Introduction to Artificial Intelligence, MSc
AbstractThe overall goal of the course is to introduce students to a selection of the most important problem solving and decision support techniques within AI and optimization.
Computers are increasingly used to support decision making, exploiting that computers can perform computations at scale, on large amounts of data, requiring large amounts of computation steps, or both. This course studies how to solve such decision problems on computers.
The goal is to make students able to identify, design, and implement efficient solutions to the kind of decision problems that arise in modern organizations and IT products. The expectation is that a student mastering the material is able to work in internationally leveled business intelligence and optimization groups as well as in development departments of “intelligent” applications as used in smart phones, computer games, enterprise resource planning systems, and decisions support systems.

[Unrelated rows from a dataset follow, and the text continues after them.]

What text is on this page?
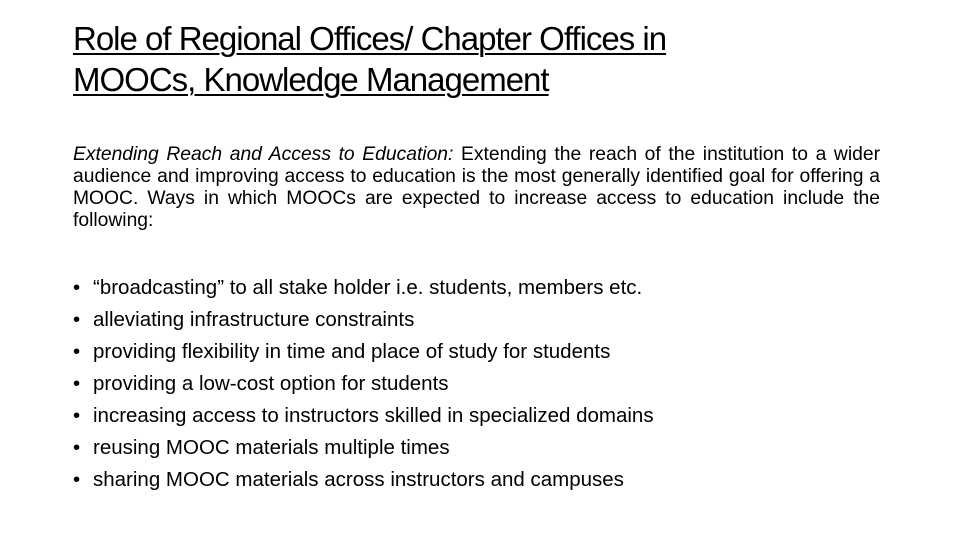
Role of Regional Offices/ Chapter Offices in
MOOCs, Knowledge Management

Extending Reach and Access to Education: Extending the reach of the institution to a wider audience and improving access to education is the most generally identified goal for offering a MOOC. Ways in which MOOCs are expected to increase access to education include the following:

• “broadcasting” to all stake holder i.e. students, members etc.
• alleviating infrastructure constraints
• providing flexibility in time and place of study for students
• providing a low-cost option for students
• increasing access to instructors skilled in specialized domains
• reusing MOOC materials multiple times
• sharing MOOC materials across instructors and campuses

The course will cover the followings topics:
- Informed search: greedy heuristic search, A*, breadth-first heuristic search
- Local search: hill-climbing, simulated annealing, genetic algorithms, tabu search, population-based search
- Adversarial search: Minimax search, alpha-beta pruning
- Representations: disjunctive (DNF), conjunctive (CNF), and if-then-else (INF) normal forms, Binary Decision Diagrams (BDDs)
- Reasoning: resolution, SAT-checking
- Local consistency: arc-consistency, path-consistency, i-consistency
- Look-ahead search strategies: forward-checking, arc-consistency look-ahead, maintaining arc-consistency
- Simplex algorithm
- You must have passed an elementary programming course. (for example
- Introductory Programming)
- You must have passed a discrete mathematics course (for example Foundations of Computing, Discrete Mathematics)
- You must follow in parallel, or have passed an introductory algorithms course (for example Algorithms and Data Structures).
If you are an external student, it is important that you have programming-experience from elsewhere, i.e. through a daily use in a developer position in the software industry.
Intended learning outcomes
After the course, the student should be able to:
- Identify decision problems in work processes and IT products that can be solved by AI and optimization algorithms.
- Implement AI and optimization software components to solve these problems efficiently.
- Apply standard AI and optimization models and solvers.
- Participate in concept development of advanced decision support systems.
Ordinary examExam type:
A: Written exam on premises, External (7-point scale)
A11: Written exam on premises. Open book exam.